Invasiveness. In order to appropriately sculpt the articulating surface of a bone, it is often necessary to surgically expose the joint. In the case of the femur in traditional knee joint replacement, the patellar tendon of the knee joint is surgically exposed and is moved to one side of the joint and the patella everted to enable a substantially full anterior access to the joint. In general, the anterior cruciate ligament is excised to increase access to the joint space. Surgical exposure is necessary to accommodate the bulk and geometry of the components as well as the instruments for bone preparation. Such surgical exposure and ligament release or excision increases bleeding, pain, muscle inhibition and adverse kinematics; all of which contribute to a longer hospitalization before the patient can be safely discharged to home or an intermediate care facility.
Desirably, in the case of knee replacement surgery, neither the collateral ligaments nor the cruciate ligaments are disturbed, although it is often necessary to remove or release cruciate ligaments in the event a substantial joint replacement is to be performed. Collateral ligaments can be partially taken down or released to provide appropriate tension adjustment to the patient's knee in concert with joint replacement surgery. In most instances, such releases can be accomplished through smaller incisions than the standard midline or medial parapatellar incisions historically used for knee arthroplasty.

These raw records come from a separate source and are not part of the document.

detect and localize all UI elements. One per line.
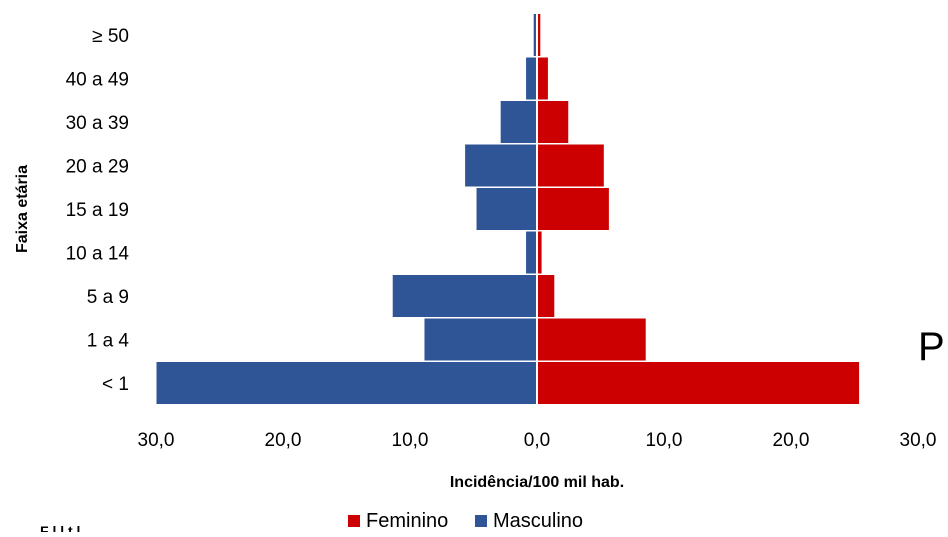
bar-feminino-0 [536,361,861,405]
legend-swatch-0 [348,515,360,527]
category-label-0: < 1 [102,374,129,395]
bar-feminino-2 [536,274,556,318]
bar-masculino-2 [391,274,538,318]
bar-masculino-5 [464,143,538,188]
category-labels: < 1 1 a 4 5 a 9 10 a 14 15 a 19 20 a 29 30 a 3… [66,26,130,395]
category-label-3: 10 a 14 [66,244,130,265]
category-label-6: 30 a 39 [66,113,129,134]
legend-label-1: Masculino [493,510,583,532]
bar-masculino-4 [475,187,538,231]
x-tick-label-5: 20,0 [773,430,810,451]
bar-masculino-0 [155,361,538,405]
legend-label-0: Feminino [366,510,448,532]
y-axis-title: Faixa etária [14,165,31,253]
x-axis-title: Incidência/100 mil hab. [450,474,624,491]
category-label-1: 1 a 4 [87,331,130,352]
bar-masculino-7 [525,56,538,101]
bar-masculino-1 [423,317,538,362]
legend: Feminino Masculino [348,510,583,532]
bar-feminino-6 [536,100,570,144]
x-tick-label-1: 20,0 [265,430,302,451]
legend-swatch-1 [475,515,487,527]
bar-masculino-3 [525,230,538,275]
bar-feminino-7 [536,56,549,101]
bar-feminino-1 [536,317,647,362]
x-tick-label-6: 30,0 [900,430,937,451]
x-tick-label-0: 30,0 [138,430,175,451]
bars-group [155,13,861,405]
x-tick-labels: 30,0 20,0 10,0 0,0 10,0 20,0 30,0 [138,430,937,451]
x-tick-label-2: 10,0 [392,430,429,451]
bar-feminino-5 [536,143,605,188]
category-label-4: 15 a 19 [66,200,129,221]
category-label-5: 20 a 29 [66,157,129,178]
category-label-2: 5 a 9 [87,287,129,308]
x-tick-label-3: 0,0 [524,430,550,451]
category-label-8: ≥ 50 [92,26,129,47]
cutoff-source-text: F l l t l [40,523,80,532]
bar-feminino-4 [536,187,610,231]
stray-letter: P [918,325,945,369]
x-tick-label-4: 10,0 [646,430,683,451]
category-label-7: 40 a 49 [66,70,129,91]
bar-masculino-6 [499,100,538,144]
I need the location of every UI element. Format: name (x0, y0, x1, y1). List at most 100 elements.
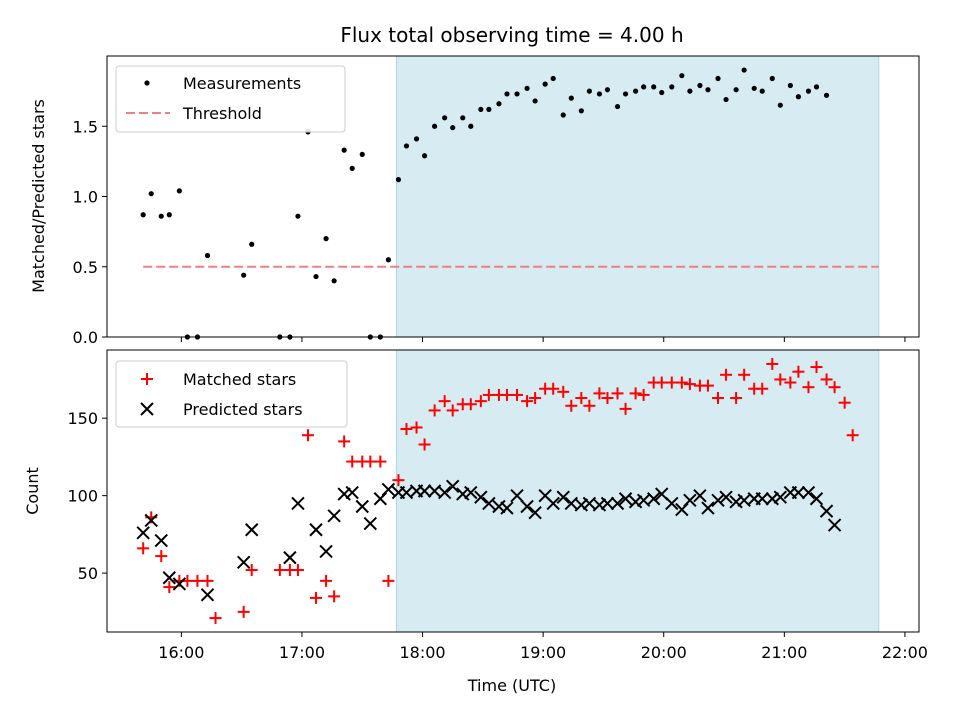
measurement-point (295, 213, 301, 219)
predicted-star-point (574, 498, 589, 512)
top-y-tick-label: 0.0 (73, 328, 98, 347)
matched-star-point (557, 385, 570, 398)
measurement-point (450, 125, 456, 131)
bottom-y-axis-label: Count (23, 467, 42, 515)
predicted-star-point (755, 492, 769, 506)
predicted-star-point (791, 485, 806, 500)
predicted-star-point (363, 516, 378, 531)
top-y-axis-label: Matched/Predicted stars (29, 99, 48, 293)
predicted-star-point (711, 493, 725, 508)
measurement-point (723, 96, 729, 103)
matched-star-point (273, 564, 286, 577)
measurement-point (496, 101, 502, 107)
predicted-star-point (337, 487, 351, 501)
matched-star-point (137, 542, 150, 555)
matched-star-point (701, 379, 714, 392)
matched-star-point (838, 396, 851, 409)
matched-star-point (756, 382, 769, 395)
measurement-point (403, 143, 410, 149)
top-x-ticks (180, 337, 906, 342)
measurement-point (204, 252, 211, 259)
matched-star-point (521, 395, 534, 408)
measurement-point (432, 123, 438, 129)
top-legend-box (115, 65, 346, 133)
measurement-point (241, 272, 247, 278)
measurement-point (687, 88, 693, 94)
matched-star-point (410, 421, 423, 434)
matched-star-point (583, 399, 596, 412)
measurement-point (823, 92, 830, 98)
measurement-point (323, 236, 329, 242)
matched-star-point (792, 365, 805, 378)
measurement-point (176, 188, 182, 194)
predicted-star-point (456, 487, 470, 501)
predicted-star-point (474, 490, 488, 504)
legend-measurements-label: Measurements (183, 74, 301, 93)
x-tick-label: 20:00 (641, 643, 687, 662)
predicted-star-point (600, 496, 615, 511)
measurement-point (413, 136, 420, 142)
measurement-point (148, 191, 154, 197)
matched-star-point (438, 395, 451, 408)
matched-star-point (738, 368, 751, 381)
matched-star-point (575, 392, 588, 405)
measurement-point (166, 212, 172, 218)
matched-star-point (828, 381, 841, 394)
bottom-y-tick-label: 100 (67, 487, 98, 506)
matched-star-point (392, 474, 405, 487)
predicted-star-point (683, 493, 697, 508)
matched-star-point (382, 574, 395, 587)
x-tick-label: 19:00 (520, 643, 566, 662)
chart-title: Flux total observing time = 4.00 h (340, 23, 683, 47)
x-axis-label: Time (UTC) (467, 676, 556, 695)
matched-star-point (346, 455, 359, 468)
measurement-point (659, 89, 665, 96)
measurement-point (805, 88, 812, 94)
measurement-point (614, 103, 621, 110)
legend-predicted-label: Predicted stars (183, 400, 303, 419)
measurement-point (395, 177, 402, 183)
top-panel: 0.0 0.5 1.0 1.5 Matched/Predicted stars Mea… (29, 55, 920, 347)
predicted-star-point (437, 485, 452, 500)
top-y-tick-label: 1.5 (73, 117, 98, 136)
measurement-point (385, 257, 391, 263)
legend-matched-label: Matched stars (183, 370, 296, 389)
matched-star-point (593, 387, 606, 400)
matched-star-point (774, 373, 787, 386)
predicted-star-point (283, 550, 297, 565)
measurement-point (604, 87, 611, 93)
measurement-point (421, 153, 428, 159)
matched-star-point (511, 388, 524, 401)
predicted-star-point (445, 479, 460, 494)
measurement-point (759, 88, 765, 94)
matched-star-point (629, 387, 642, 400)
matched-star-point (320, 574, 333, 587)
measurement-point (550, 75, 556, 82)
measurement-point (633, 88, 639, 94)
predicted-star-point (827, 518, 842, 532)
matched-star-point (191, 574, 204, 587)
matched-star-point (155, 550, 168, 563)
predicted-star-point (144, 513, 158, 528)
bottom-plot-frame (106, 349, 920, 633)
matched-star-point (163, 581, 176, 594)
x-tick-label: 16:00 (158, 643, 204, 662)
matched-star-point (637, 388, 650, 401)
matched-star-point (446, 404, 459, 417)
predicted-star-point (200, 588, 215, 602)
top-shaded-region (395, 55, 880, 338)
matched-star-point (245, 564, 258, 577)
measurement-point (697, 82, 703, 89)
x-tick-label: 22:00 (882, 643, 928, 662)
predicted-star-point (309, 523, 323, 537)
matched-star-point (720, 368, 733, 381)
predicted-star-point (319, 544, 333, 559)
measurement-point (532, 98, 538, 104)
x-tick-label: 17:00 (279, 643, 325, 662)
top-legend: Measurements Threshold (115, 65, 346, 133)
measurement-point (313, 273, 319, 280)
predicted-star-point (618, 492, 633, 506)
predicted-star-point (610, 496, 625, 511)
predicted-star-point (528, 505, 542, 520)
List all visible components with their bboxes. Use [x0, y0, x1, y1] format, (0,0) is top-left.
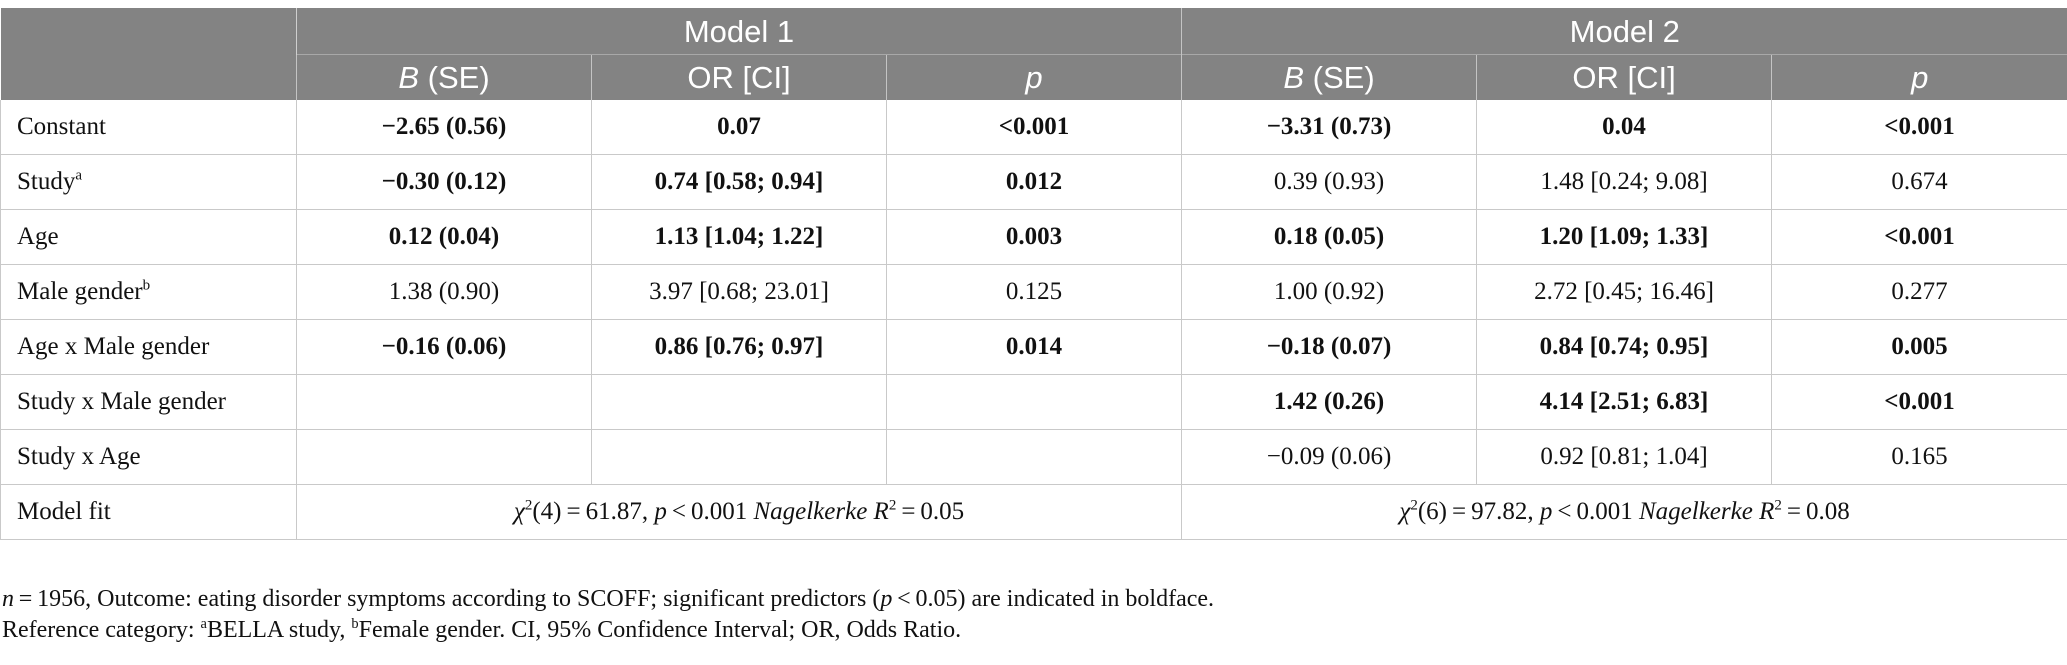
table-row: Study x Age −0.09 (0.06) 0.92 [0.81; 1.0… [0, 429, 2067, 485]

For patients who require articular surface replacement, including patients whose joints are not so damaged or diseased as to require whole joint replacement, the implant systems available for the knee have unitary tri-compartmental femoral components, unitary tibial components, unitary patellar components and instrumentation that require extensive surgical exposure to perform the procedure. It would be desirable to provide surgical methods and apparatuses that may be employed to gain surgical access to articulating joint surfaces, to appropriately prepare the bony structures, to provide artificial, e.g., metal, plastic, ceramic, or other suitable material for an articular bearing surface, and to close the surgical site, all without substantial damage or trauma to associated muscles, ligaments or tendons, and without extensive distraction of the joint. To attain this goal, implants and instruments are required to provide a system and method to enable articulating surfaces of the joints to be appropriately sculpted using minimally invasive apparatuses and procedures and to replace the articular surfaces with implants suitable for insertion through small incisions, assembly within the confines of the joint cavity and conforming to prepared bone support surfaces.